A study of immunoglobulin G glycosylation in monoclonal and polyclonal species by electrospray and matrix-assisted laser desorption/ionization mass spectrometry.

N-linked oligosaccharides were released from human and bovine polyclonal immunoglobulin G (IgG) obtained from commercial sources and also from a monoclonal IgG(1) secreted by murine B-lymphocyte hybridoma cells (CC9C10) grown under different serum-free conditions. These conditions differed according to their steady-state dissolved oxygen concentrations. This work is based on a previous quantitative study where released glycans were characterized by fluorophore-assisted carbohydrate electrophoresis (FACE) and high-pH anion-exchange chromatography with pulsed amperometric detection (HPAEC-PAD) (J. P. Kunkel, D. C. H. Jan, J. C. Jamieson, and M. Butler, 1998, J. Biotechnol. 62, 55-71). In the present article, peptide-N-glycosidase F-released glycans from different species of polyclonal IgG and murine monoclonal IgG were characterized qualitatively by high-performance liquid chromatography (HPLC) coupled to electrospray ionization mass spectrometry (ESI-MS).

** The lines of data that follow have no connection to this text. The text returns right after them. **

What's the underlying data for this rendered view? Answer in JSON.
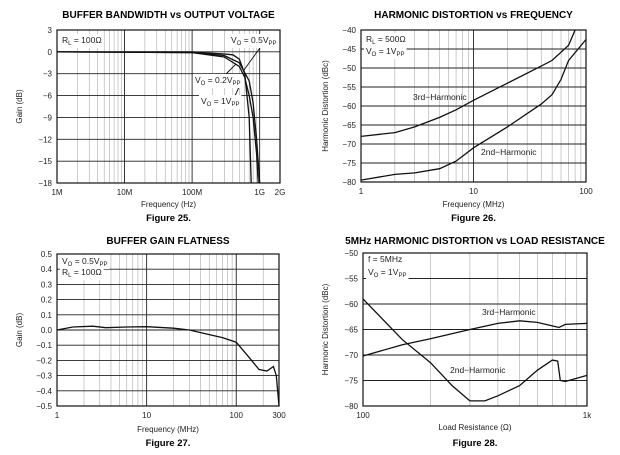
{
  "chart_data": [
    {
      "type": "line",
      "title": "BUFFER BANDWIDTH vs OUTPUT VOLTAGE",
      "caption": "Figure 25.",
      "xlabel": "Frequency (Hz)",
      "ylabel": "Gain (dB)",
      "xscale": "log",
      "xlim": [
        1000000,
        2000000000
      ],
      "ylim": [
        -18,
        3
      ],
      "yticks": [
        3,
        0,
        -3,
        -6,
        -9,
        -12,
        -15,
        -18
      ],
      "ytick_labels": [
        "3",
        "0",
        "−3",
        "−6",
        "−9",
        "−12",
        "−15",
        "−18"
      ],
      "xticks": [
        1000000,
        10000000,
        100000000,
        1000000000,
        2000000000
      ],
      "xtick_labels": [
        "1M",
        "10M",
        "100M",
        "1G",
        "2G"
      ],
      "grid": true,
      "annotations": [
        [
          {
            "t": "R"
          },
          {
            "t": "L",
            "sub": true
          },
          {
            "t": " = 100Ω"
          }
        ],
        [
          {
            "t": "V"
          },
          {
            "t": "O",
            "sub": true
          },
          {
            "t": " = 0.5V"
          },
          {
            "t": "PP",
            "sub": true
          }
        ],
        [
          {
            "t": "V"
          },
          {
            "t": "O",
            "sub": true
          },
          {
            "t": " = 0.2V"
          },
          {
            "t": "PP",
            "sub": true
          }
        ],
        [
          {
            "t": "V"
          },
          {
            "t": "O",
            "sub": true
          },
          {
            "t": " = 1V"
          },
          {
            "t": "PP",
            "sub": true
          }
        ]
      ],
      "series": [
        {
          "name": "VO = 0.2VPP",
          "x": [
            1000000,
            100000000,
            200000000,
            300000000,
            400000000,
            500000000,
            600000000,
            700000000,
            750000000
          ],
          "y": [
            0,
            0,
            -0.2,
            -0.3,
            -0.4,
            -1,
            -3,
            -9,
            -18
          ]
        },
        {
          "name": "VO = 0.5VPP",
          "x": [
            1000000,
            100000000,
            300000000,
            500000000,
            700000000,
            800000000,
            900000000,
            1000000000
          ],
          "y": [
            0,
            -0.1,
            -0.5,
            -1.5,
            -4,
            -7,
            -12,
            -18
          ]
        },
        {
          "name": "VO = 1VPP",
          "x": [
            1000000,
            100000000,
            300000000,
            500000000,
            600000000,
            700000000,
            800000000,
            900000000,
            950000000
          ],
          "y": [
            0,
            -0.1,
            -0.7,
            -2,
            -3.5,
            -6,
            -9,
            -14,
            -18
          ]
        }
      ]
    },
    {
      "type": "line",
      "title": "HARMONIC DISTORTION vs FREQUENCY",
      "caption": "Figure 26.",
      "xlabel": "Frequency (MHz)",
      "ylabel": "Harmonic Distortion (dBc)",
      "xscale": "log",
      "xlim": [
        1,
        100
      ],
      "ylim": [
        -80,
        -40
      ],
      "yticks": [
        -40,
        -45,
        -50,
        -55,
        -60,
        -65,
        -70,
        -75,
        -80
      ],
      "ytick_labels": [
        "−40",
        "−45",
        "−50",
        "−55",
        "−60",
        "−65",
        "−70",
        "−75",
        "−80"
      ],
      "xticks": [
        1,
        10,
        100
      ],
      "xtick_labels": [
        "1",
        "10",
        "100"
      ],
      "grid": true,
      "annotations": [
        [
          {
            "t": "R"
          },
          {
            "t": "L",
            "sub": true
          },
          {
            "t": " = 500Ω"
          }
        ],
        [
          {
            "t": "V"
          },
          {
            "t": "O",
            "sub": true
          },
          {
            "t": " = 1V"
          },
          {
            "t": "PP",
            "sub": true
          }
        ],
        [
          {
            "t": "3rd−Harmonic"
          }
        ],
        [
          {
            "t": "2nd−Harmonic"
          }
        ]
      ],
      "series": [
        {
          "name": "3rd-Harmonic",
          "x": [
            1,
            2,
            3,
            5,
            7,
            10,
            20,
            40,
            50,
            70,
            80
          ],
          "y": [
            -68,
            -67,
            -65.5,
            -63,
            -61,
            -58.5,
            -54,
            -49.5,
            -48,
            -44,
            -40
          ]
        },
        {
          "name": "2nd-Harmonic",
          "x": [
            1,
            2,
            3,
            5,
            7,
            10,
            20,
            40,
            50,
            60,
            70,
            100
          ],
          "y": [
            -79.5,
            -78,
            -77.6,
            -76.5,
            -74.5,
            -71,
            -65.5,
            -59.5,
            -57,
            -53,
            -48,
            -42.5
          ]
        }
      ]
    },
    {
      "type": "line",
      "title": "BUFFER GAIN FLATNESS",
      "caption": "Figure 27.",
      "xlabel": "Frequency (MHz)",
      "ylabel": "Gain (dB)",
      "xscale": "log",
      "xlim": [
        1,
        300
      ],
      "ylim": [
        -0.5,
        0.5
      ],
      "yticks": [
        0.5,
        0.4,
        0.3,
        0.2,
        0.1,
        0,
        -0.1,
        -0.2,
        -0.3,
        -0.4,
        -0.5
      ],
      "ytick_labels": [
        "0.5",
        "0.4",
        "0.3",
        "0.2",
        "0.1",
        "0.0",
        "−0.1",
        "−0.2",
        "−0.3",
        "−0.4",
        "−0.5"
      ],
      "xticks": [
        1,
        10,
        100,
        300
      ],
      "xtick_labels": [
        "1",
        "10",
        "100",
        "300"
      ],
      "grid": true,
      "annotations": [
        [
          {
            "t": "V"
          },
          {
            "t": "O",
            "sub": true
          },
          {
            "t": " = 0.5V"
          },
          {
            "t": "PP",
            "sub": true
          }
        ],
        [
          {
            "t": "R"
          },
          {
            "t": "L",
            "sub": true
          },
          {
            "t": " = 100Ω"
          }
        ]
      ],
      "series": [
        {
          "name": "Gain",
          "x": [
            1,
            1.5,
            2.5,
            3.5,
            6,
            10,
            20,
            30,
            50,
            70,
            100,
            130,
            180,
            220,
            260,
            280,
            300
          ],
          "y": [
            0,
            0.02,
            0.025,
            0.015,
            0.02,
            0.022,
            0.012,
            0,
            -0.03,
            -0.05,
            -0.08,
            -0.16,
            -0.26,
            -0.27,
            -0.24,
            -0.3,
            -0.5
          ]
        }
      ]
    },
    {
      "type": "line",
      "title": "5MHz HARMONIC DISTORTION vs LOAD RESISTANCE",
      "caption": "Figure 28.",
      "xlabel": "Load Resistance (Ω)",
      "ylabel": "Harmonic Distortion (dBc)",
      "xscale": "log",
      "xlim": [
        100,
        1000
      ],
      "ylim": [
        -80,
        -50
      ],
      "yticks": [
        -50,
        -55,
        -60,
        -65,
        -70,
        -75,
        -80
      ],
      "ytick_labels": [
        "−50",
        "−55",
        "−60",
        "−65",
        "−70",
        "−75",
        "−80"
      ],
      "xticks": [
        100,
        1000
      ],
      "xtick_labels": [
        "100",
        "1k"
      ],
      "grid": true,
      "annotations": [
        [
          {
            "t": "f = 5MHz"
          }
        ],
        [
          {
            "t": "V"
          },
          {
            "t": "O",
            "sub": true
          },
          {
            "t": " = 1V"
          },
          {
            "t": "PP",
            "sub": true
          }
        ],
        [
          {
            "t": "3rd−Harmonic"
          }
        ],
        [
          {
            "t": "2nd−Harmonic"
          }
        ]
      ],
      "series": [
        {
          "name": "3rd-Harmonic",
          "x": [
            100,
            150,
            200,
            300,
            400,
            500,
            600,
            700,
            750,
            800,
            1000
          ],
          "y": [
            -70.2,
            -68,
            -66.8,
            -65,
            -63.8,
            -63.3,
            -63.6,
            -64.3,
            -64.6,
            -64,
            -63.8
          ]
        },
        {
          "name": "2nd-Harmonic",
          "x": [
            100,
            150,
            200,
            250,
            300,
            350,
            400,
            500,
            600,
            700,
            740,
            760,
            800,
            1000
          ],
          "y": [
            -59,
            -67,
            -71.5,
            -76,
            -79,
            -79,
            -78,
            -76,
            -73,
            -71,
            -71.2,
            -75,
            -75.2,
            -74
          ]
        }
      ]
    }
  ]
}
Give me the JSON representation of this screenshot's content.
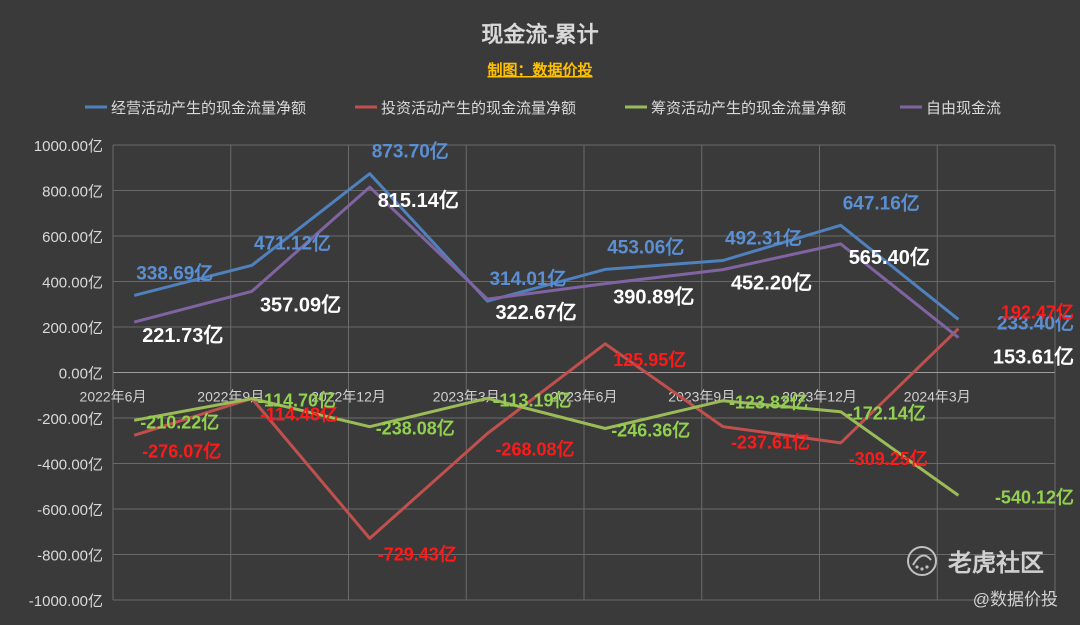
{
  "chart_data": {
    "type": "line",
    "title": "现金流-累计",
    "subtitle": "制图：数据价投",
    "categories": [
      "2022年6月",
      "2022年9月",
      "2022年12月",
      "2023年3月",
      "2023年6月",
      "2023年9月",
      "2023年12月",
      "2024年3月"
    ],
    "ylim": [
      -1000,
      1000
    ],
    "y_ticks": [
      1000,
      800,
      600,
      400,
      200,
      0,
      -200,
      -400,
      -600,
      -800,
      -1000
    ],
    "y_tick_labels": [
      "1000.00亿",
      "800.00亿",
      "600.00亿",
      "400.00亿",
      "200.00亿",
      "0.00亿",
      "-200.00亿",
      "-400.00亿",
      "-600.00亿",
      "-800.00亿",
      "-1000.00亿"
    ],
    "grid": true,
    "legend_position": "top",
    "series": [
      {
        "name": "经营活动产生的现金流量净额",
        "color": "#4f81bd",
        "label_color": "#5b8fd4",
        "values": [
          338.69,
          471.12,
          873.7,
          314.01,
          453.06,
          492.31,
          647.16,
          233.4
        ],
        "labels": [
          "338.69亿",
          "471.12亿",
          "873.70亿",
          "314.01亿",
          "453.06亿",
          "492.31亿",
          "647.16亿",
          "233.40亿"
        ]
      },
      {
        "name": "投资活动产生的现金流量净额",
        "color": "#c0504d",
        "label_color": "#ff1a1a",
        "values": [
          -276.07,
          -114.48,
          -729.43,
          -268.08,
          125.95,
          -237.61,
          -309.25,
          192.47
        ],
        "labels": [
          "-276.07亿",
          "-114.48亿",
          "-729.43亿",
          "-268.08亿",
          "125.95亿",
          "-237.61亿",
          "-309.25亿",
          "192.47亿"
        ]
      },
      {
        "name": "筹资活动产生的现金流量净额",
        "color": "#9bbb59",
        "label_color": "#92d050",
        "values": [
          -210.22,
          -114.7,
          -238.08,
          -113.19,
          -246.36,
          -123.82,
          -172.14,
          -540.12
        ],
        "labels": [
          "-210.22亿",
          "-114.70亿",
          "-238.08亿",
          "-113.19亿",
          "-246.36亿",
          "-123.82亿",
          "-172.14亿",
          "-540.12亿"
        ]
      },
      {
        "name": "自由现金流",
        "color": "#8064a2",
        "label_color": "#ffffff",
        "values": [
          221.73,
          357.09,
          815.14,
          322.67,
          390.89,
          452.2,
          565.4,
          153.61
        ],
        "labels": [
          "221.73亿",
          "357.09亿",
          "815.14亿",
          "322.67亿",
          "390.89亿",
          "452.20亿",
          "565.40亿",
          "153.61亿"
        ]
      }
    ]
  },
  "watermark": {
    "brand": "老虎社区",
    "author": "@数据价投"
  }
}
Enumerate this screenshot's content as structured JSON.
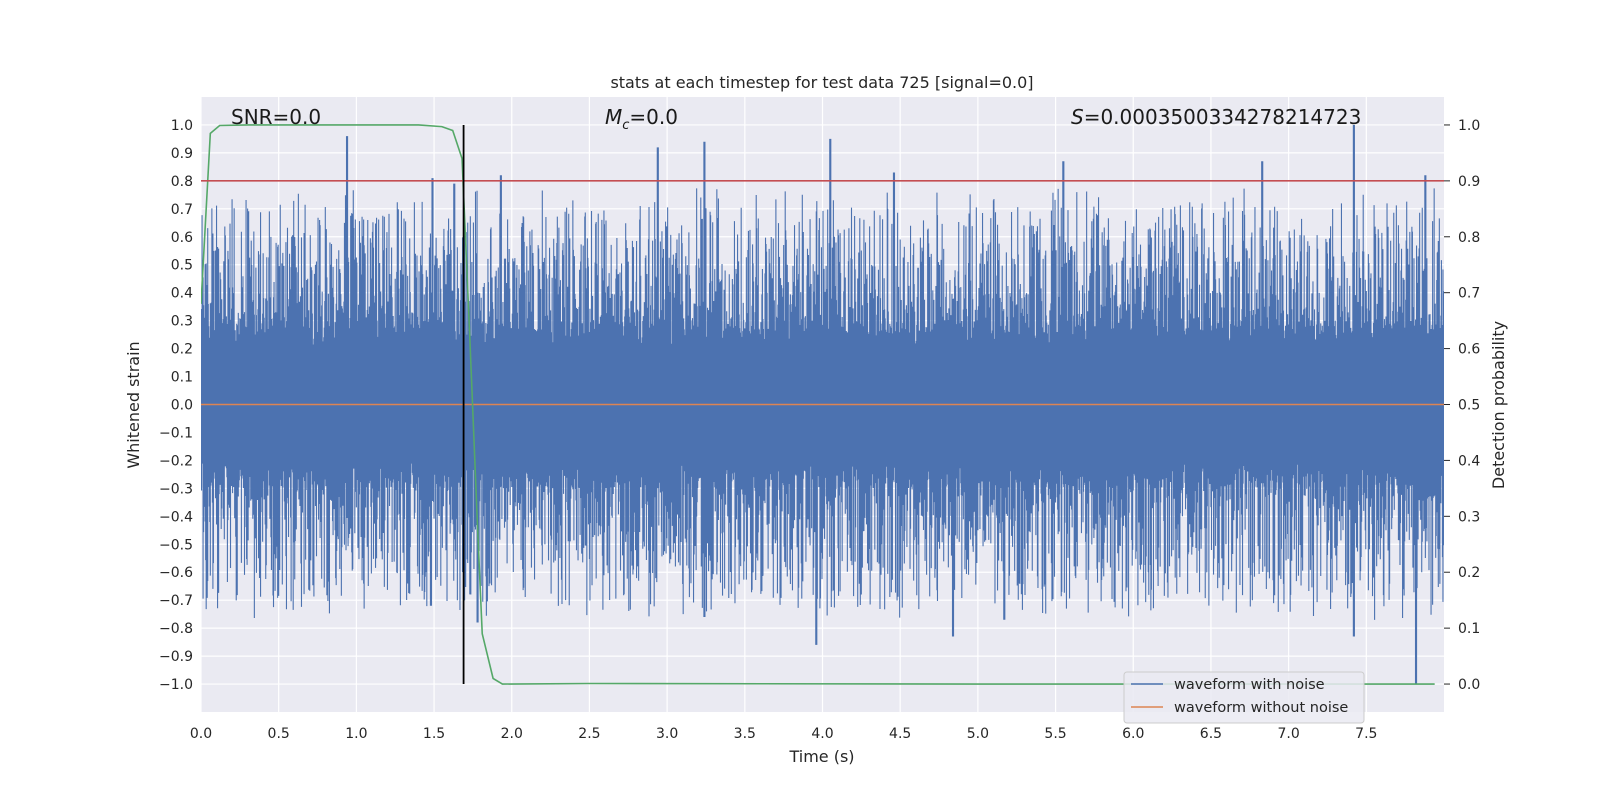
{
  "chart_data": {
    "type": "line",
    "title": "stats at each timestep for test data 725 [signal=0.0]",
    "xlabel": "Time (s)",
    "ylabel": "Whitened strain",
    "ylabel_right": "Detection probability",
    "xlim": [
      0.0,
      8.0
    ],
    "ylim": [
      -1.1,
      1.1
    ],
    "ylim_right": [
      -0.05,
      1.05
    ],
    "x_ticks": [
      0.0,
      0.5,
      1.0,
      1.5,
      2.0,
      2.5,
      3.0,
      3.5,
      4.0,
      4.5,
      5.0,
      5.5,
      6.0,
      6.5,
      7.0,
      7.5
    ],
    "x_tick_labels": [
      "0.0",
      "0.5",
      "1.0",
      "1.5",
      "2.0",
      "2.5",
      "3.0",
      "3.5",
      "4.0",
      "4.5",
      "5.0",
      "5.5",
      "6.0",
      "6.5",
      "7.0",
      "7.5"
    ],
    "y_ticks": [
      1.0,
      0.9,
      0.8,
      0.7,
      0.6,
      0.5,
      0.4,
      0.3,
      0.2,
      0.1,
      0.0,
      -0.1,
      -0.2,
      -0.3,
      -0.4,
      -0.5,
      -0.6,
      -0.7,
      -0.8,
      -0.9,
      -1.0
    ],
    "y_tick_labels": [
      "1.0",
      "0.9",
      "0.8",
      "0.7",
      "0.6",
      "0.5",
      "0.4",
      "0.3",
      "0.2",
      "0.1",
      "0.0",
      "−0.1",
      "−0.2",
      "−0.3",
      "−0.4",
      "−0.5",
      "−0.6",
      "−0.7",
      "−0.8",
      "−0.9",
      "−1.0"
    ],
    "y_right_ticks": [
      1.0,
      0.9,
      0.8,
      0.7,
      0.6,
      0.5,
      0.4,
      0.3,
      0.2,
      0.1,
      0.0
    ],
    "y_right_tick_labels": [
      "1.0",
      "0.9",
      "0.8",
      "0.7",
      "0.6",
      "0.5",
      "0.4",
      "0.3",
      "0.2",
      "0.1",
      "0.0"
    ],
    "annotations": {
      "snr": "SNR=0.0",
      "mc_symbol": "M",
      "mc_sub": "c",
      "mc_value": "=0.0",
      "s_symbol": "S",
      "s_value": "=0.0003500334278214723"
    },
    "legend": {
      "location": "lower-right",
      "entries": [
        {
          "label": "waveform with noise",
          "color": "#4c72b0"
        },
        {
          "label": "waveform without noise",
          "color": "#dd8452"
        }
      ]
    },
    "noise_envelope": {
      "description_series": "waveform with noise",
      "color": "#4c72b0",
      "core_band": [
        -0.42,
        0.42
      ],
      "spike_peaks": [
        {
          "t": 0.94,
          "v": 0.96
        },
        {
          "t": 1.49,
          "v": 0.81
        },
        {
          "t": 1.63,
          "v": 0.79
        },
        {
          "t": 1.93,
          "v": 0.82
        },
        {
          "t": 2.94,
          "v": 0.92
        },
        {
          "t": 3.24,
          "v": 0.94
        },
        {
          "t": 4.05,
          "v": 0.95
        },
        {
          "t": 4.46,
          "v": 0.83
        },
        {
          "t": 5.55,
          "v": 0.87
        },
        {
          "t": 6.83,
          "v": 0.87
        },
        {
          "t": 7.42,
          "v": 1.0
        },
        {
          "t": 7.88,
          "v": 0.82
        },
        {
          "t": 3.96,
          "v": -0.86
        },
        {
          "t": 4.84,
          "v": -0.83
        },
        {
          "t": 5.17,
          "v": -0.77
        },
        {
          "t": 7.42,
          "v": -0.83
        },
        {
          "t": 7.82,
          "v": -1.0
        },
        {
          "t": 1.48,
          "v": -0.72
        },
        {
          "t": 1.78,
          "v": -0.78
        },
        {
          "t": 3.24,
          "v": -0.76
        }
      ]
    },
    "series": [
      {
        "name": "waveform without noise",
        "color": "#dd8452",
        "axis": "left",
        "x": [
          0.0,
          8.0
        ],
        "y": [
          0.0,
          0.0
        ]
      },
      {
        "name": "detection probability",
        "color": "#55a868",
        "axis": "right",
        "x": [
          0.0,
          0.06,
          0.12,
          0.3,
          0.6,
          1.0,
          1.4,
          1.55,
          1.62,
          1.68,
          1.73,
          1.78,
          1.81,
          1.88,
          1.94,
          2.5,
          5.0,
          7.94
        ],
        "y": [
          0.68,
          0.985,
          0.999,
          1.0,
          1.0,
          1.0,
          1.0,
          0.997,
          0.99,
          0.94,
          0.62,
          0.28,
          0.09,
          0.01,
          0.0,
          0.001,
          0.0,
          0.0
        ]
      },
      {
        "name": "threshold",
        "color": "#c44e52",
        "axis": "right",
        "x": [
          0.0,
          8.0
        ],
        "y": [
          0.9,
          0.9
        ]
      }
    ],
    "vertical_marker": {
      "x": 1.69,
      "y_range": [
        -1.0,
        1.0
      ],
      "color": "#000000"
    }
  }
}
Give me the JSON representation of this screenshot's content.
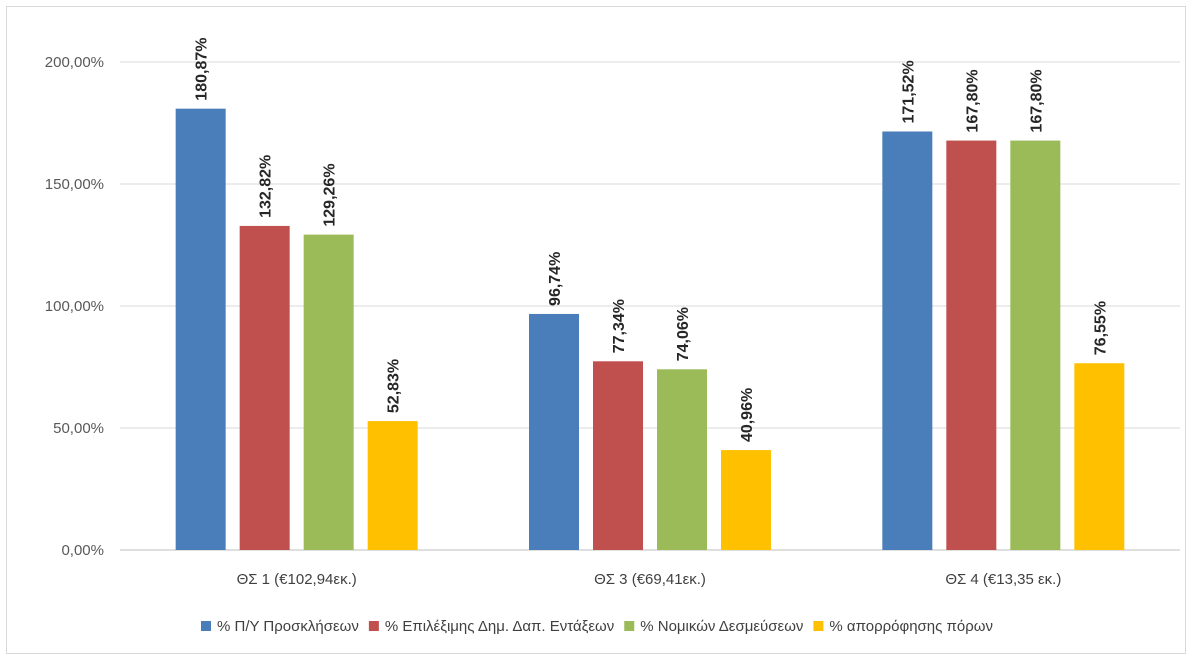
{
  "chart_data": {
    "type": "bar",
    "categories": [
      "ΘΣ 1 (€102,94εκ.)",
      "ΘΣ 3 (€69,41εκ.)",
      "ΘΣ 4 (€13,35 εκ.)"
    ],
    "series": [
      {
        "name": "% Π/Υ Προσκλήσεων",
        "color": "#4a7ebb",
        "values": [
          180.87,
          96.74,
          171.52
        ],
        "labels": [
          "180,87%",
          "96,74%",
          "171,52%"
        ]
      },
      {
        "name": "% Επιλέξιμης Δημ. Δαπ. Εντάξεων",
        "color": "#c0504d",
        "values": [
          132.82,
          77.34,
          167.8
        ],
        "labels": [
          "132,82%",
          "77,34%",
          "167,80%"
        ]
      },
      {
        "name": "% Νομικών Δεσμεύσεων",
        "color": "#9bbb59",
        "values": [
          129.26,
          74.06,
          167.8
        ],
        "labels": [
          "129,26%",
          "74,06%",
          "167,80%"
        ]
      },
      {
        "name": "% απορρόφησης πόρων",
        "color": "#ffc000",
        "values": [
          52.83,
          40.96,
          76.55
        ],
        "labels": [
          "52,83%",
          "40,96%",
          "76,55%"
        ]
      }
    ],
    "yticks": [
      "0,00%",
      "50,00%",
      "100,00%",
      "150,00%",
      "200,00%"
    ],
    "ylim": [
      0,
      200
    ],
    "grid": true,
    "legend_position": "bottom"
  }
}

The glycans were also analyzed by matrix-assisted laser desorption ionization mass spectrometry (MALDI-MS). The MALDI mass spectrometer used allowed acquisition of MS and tandem MS data, which were useful in structural investigations at a more detailed level than allowed by FACE and HPAEC-PAD. Predominant N-linked structures, as determined by all techniques, were core-fucosyl asialyl biantennary chains with varying galactosylation. Minor amounts of afucosyl, bisected, and monosialyl oligosaccharides were also detected. In contrast to FACE and HPAEC-PAD, MALDI-double quadrupole/time-of-flight MS and HPLC/ESI-MS also detected low-abundance high-mannose and hybrid structures in some of the species under investigation.